Why you should not be afraid listening to your employees

This is a blog post that I wanted to write about for quite some time but always deferred it. It is on one hand quite an obvious one but on the other quite tricky as it touches on the management culture of practically all larger and medium sized companies. Only if you are in (well you know what I am talking (1) about :-) ) things will be different and every employee’s input is not only requested but mandatory to make the startup venture a success.

Current status in your company

Currently the situation is as follows in practically all large companies: depending on ones responsibility in a company you provide your opinion to peers when being asked in company meetings or to your immediate manager. Same story when managers meet. We have a hierarchical decision making organization assuming that the people on top will make the right and best decisions. That this is an entirely flawed assumption you could read in an earlier blog post already.

What should be done differently?

I just finished watching the masterpiece movie Kingdom of Heaven from Ridley Scott once again on DVD (it’s one of my favorite movies), in my opinion the best movie about the crusades. In the movie one scene I think is an example of what modern companies should take into consideration as well. The surrounded Jerusalem is left alone to an army of soldiers and only one commander but with no knights. When the highest priest points this out to the commander (Balian de Ibelin, Orlando Bloom) that they could not fight without knights, the commander decides to make all soldiers to knights and with that give them total freedom and independence. Puzzled by this act the highest priest, not understanding, comments “will you alter the world, does making a man a knight make him a better fighter?” and Balian responds saying “Yes”.

Absolutely, it does make a difference if you feel not just serving some bigger corporate goal or entity but feel like you are in charge of what you can do best pretty much by yourself.

So what I am proposing is that companies leave the local decision making to the employees who know it best. Also call for their opinions on a regular basis using sophisticated idea management software. Armed with this the people will be motivated and provide much higher quality work than without.

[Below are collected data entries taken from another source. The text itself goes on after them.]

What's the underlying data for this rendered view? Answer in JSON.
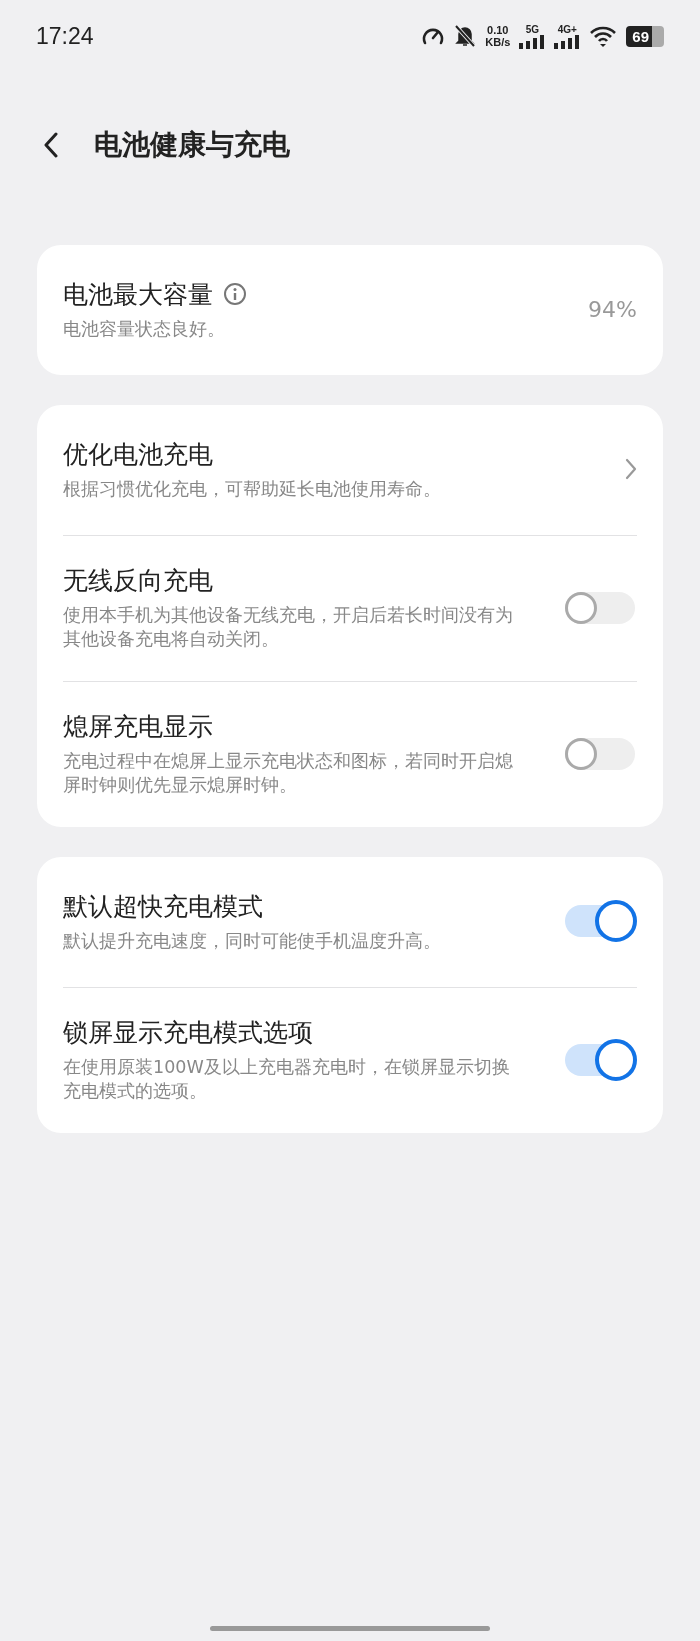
{
  "status_bar": {
    "time": "17:24",
    "speed_value": "0.10",
    "speed_unit": "KB/s",
    "network_1": "5G",
    "network_2": "4G+",
    "battery": "69"
  },
  "header": {
    "title": "电池健康与充电"
  },
  "groups": [
    {
      "rows": [
        {
          "kind": "value",
          "title": "电池最大容量",
          "info": true,
          "subtitle": "电池容量状态良好。",
          "value": "94%"
        }
      ]
    },
    {
      "rows": [
        {
          "kind": "link",
          "title": "优化电池充电",
          "info": false,
          "subtitle": "根据习惯优化充电，可帮助延长电池使用寿命。"
        },
        {
          "kind": "toggle",
          "title": "无线反向充电",
          "info": false,
          "subtitle": "使用本手机为其他设备无线充电，开启后若长时间没有为其他设备充电将自动关闭。",
          "on": false
        },
        {
          "kind": "toggle",
          "title": "熄屏充电显示",
          "info": false,
          "subtitle": "充电过程中在熄屏上显示充电状态和图标，若同时开启熄屏时钟则优先显示熄屏时钟。",
          "on": false
        }
      ]
    },
    {
      "rows": [
        {
          "kind": "toggle",
          "title": "默认超快充电模式",
          "info": false,
          "subtitle": "默认提升充电速度，同时可能使手机温度升高。",
          "on": true
        },
        {
          "kind": "toggle",
          "title": "锁屏显示充电模式选项",
          "info": false,
          "subtitle": "在使用原装100W及以上充电器充电时，在锁屏显示切换充电模式的选项。",
          "on": true
        }
      ]
    }
  ]
}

In the movie they managed to achieve the practically impossible: defend the city and could negotiate excellent terms with Saladin, who had a huge army of 200k men, to walk away free and unharmed.

Now it must not be such a heroic Hollywood-style achievement :-) but still there are plenty of decisions to be made daily that require motivated employees making a difference to their outcome. Enabling them and including them will make a difference that is pretty clear and will also make the difference if you have a highly motivated workforce or just one that does their required jobs. I am convinced that companies with highly motivated workforces will beat any other company regardless of their size or financial power.